Martin picture Martin · Aug 20, 2012 · Viewed 7.7k times · Source

I am playing around with gevent, and I am trying to understand why my code is blocking and how I can fix it.

I have a pool of greenlets, and each of them talk to a thrift client which gathers data from a remote thrift server. For the purpose of the exercise, the thrift server always take > 1s to return any data. When I spawn the greenlets, and run join, they don't execute all in parallel, but instead one after the other. My understanding is that this is happening because my code is "blocking", since when I run monkey.patch_all(), all greenlets magically run in parallel.

So how do I make the code non-blocking myself rather that monkey patching everything and not understanding what it's doing?

An example here of what I don't understand :

import time

from gevent.pool import Pool

def hello():
    print 'Hello %d' % time.time()
    time.sleep(1) 

def main():
    pool = Pool(5)
    for _ in xrange(5):
        pool.spawn(hello)

    pool.join()

if __name__ == '__main__':
    main()

Output

Hello 1345477112
Hello 1345477113
Hello 1345477114
Hello 1345477115
Hello 1345477116

I know I could be using gevent.sleep, but how to make that function non blocking with the regular time.sleep?

Thanks

Answer

lvella picture lvella · Aug 20, 2012

Greenlets never run in parallel, they all share the same process and the same thread, so, there is at most one of them running at a time.
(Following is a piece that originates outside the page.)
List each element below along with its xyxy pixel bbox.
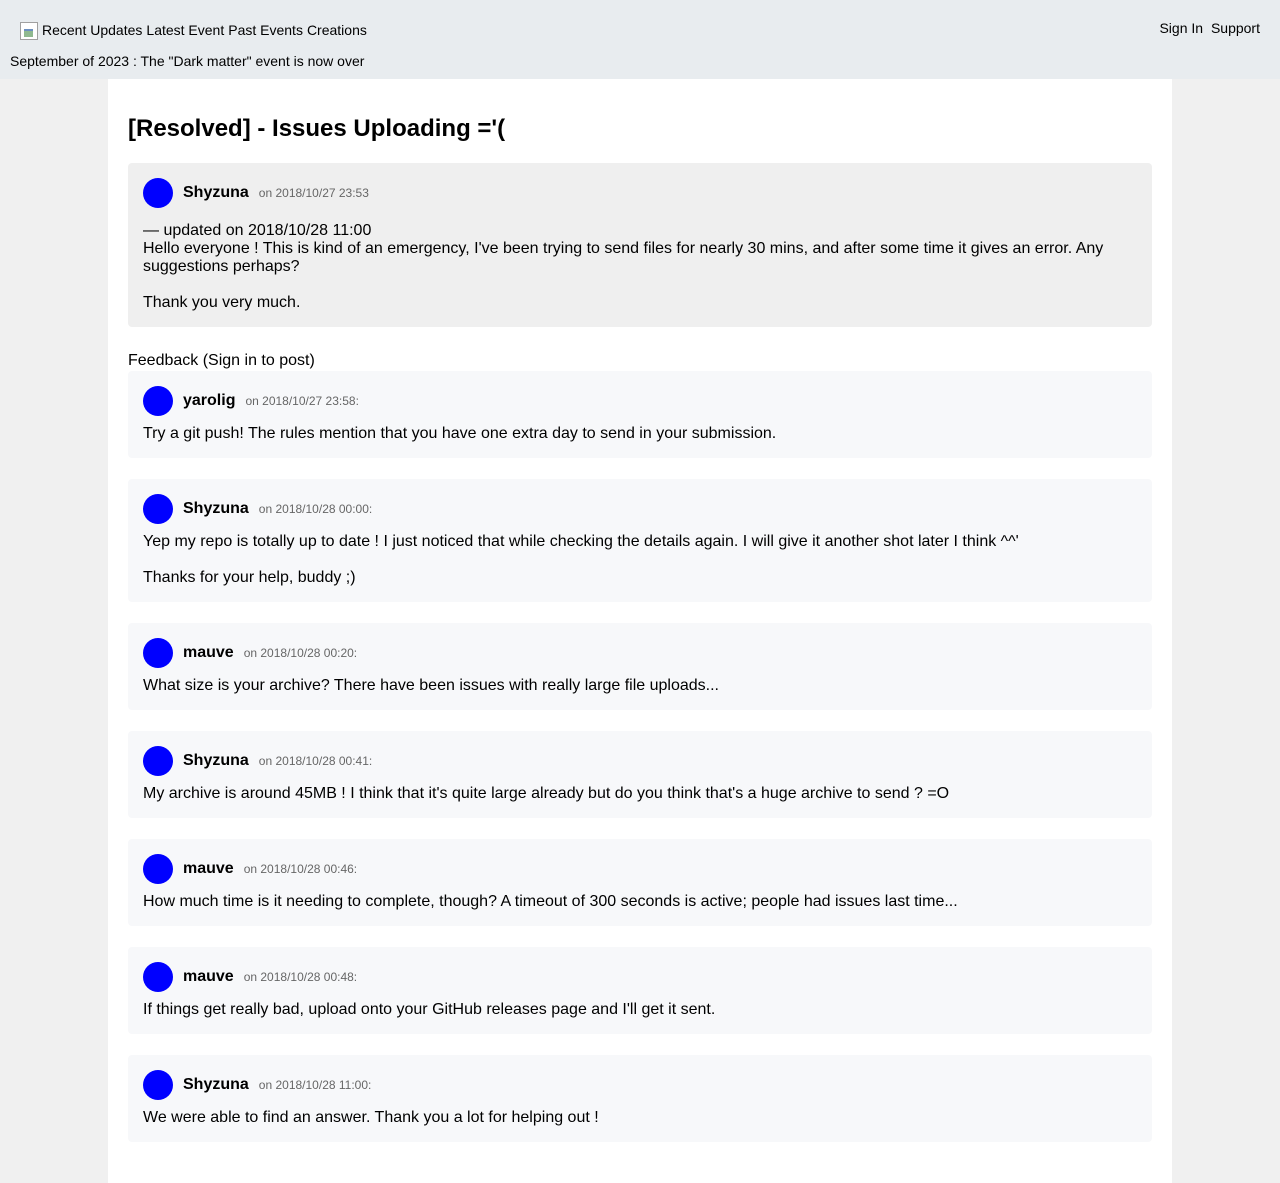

Greenlets are green because they are co-routines ("co" from cooperation), thus, it can not even be said that they run concurrently, because you need to coordinate their running. Gevent does most of this work for you behind the scenes, and knows from libevent (or libev) what greenlets are ready to run. There is no preemption at all.

On the example you gave, time.sleep(2) will put the process to sleep inside the operating system, so gevent's scheduler won't run and won't be able to switch to another greenlet.

So, concerning your question: if you don't want to monkey patch an existing code, you will have to manually replace every blocking call to the gevent's equivalent, so that gevent may schedule away the calling greenlet and choose another one to run.

EDIT: Regarding using gevent with thrift without monkey patching all: I don't know if it is worth.

If you want to modify (fork) thrift's library, just need to change the file TSocket.py, and change:

import socket

to:

from gevent import socket

But then your thrift library will depend on gevent, and you will need to reapply the patch if you ever update thrift.

You may also subclass TSocket, change the method open() to use gevent's socket, and use it in place of the former, but seems more complicated to me.

I am actually using Thrift with Gevent, and I choose for monkey patching the whole thing for sake of simplicity.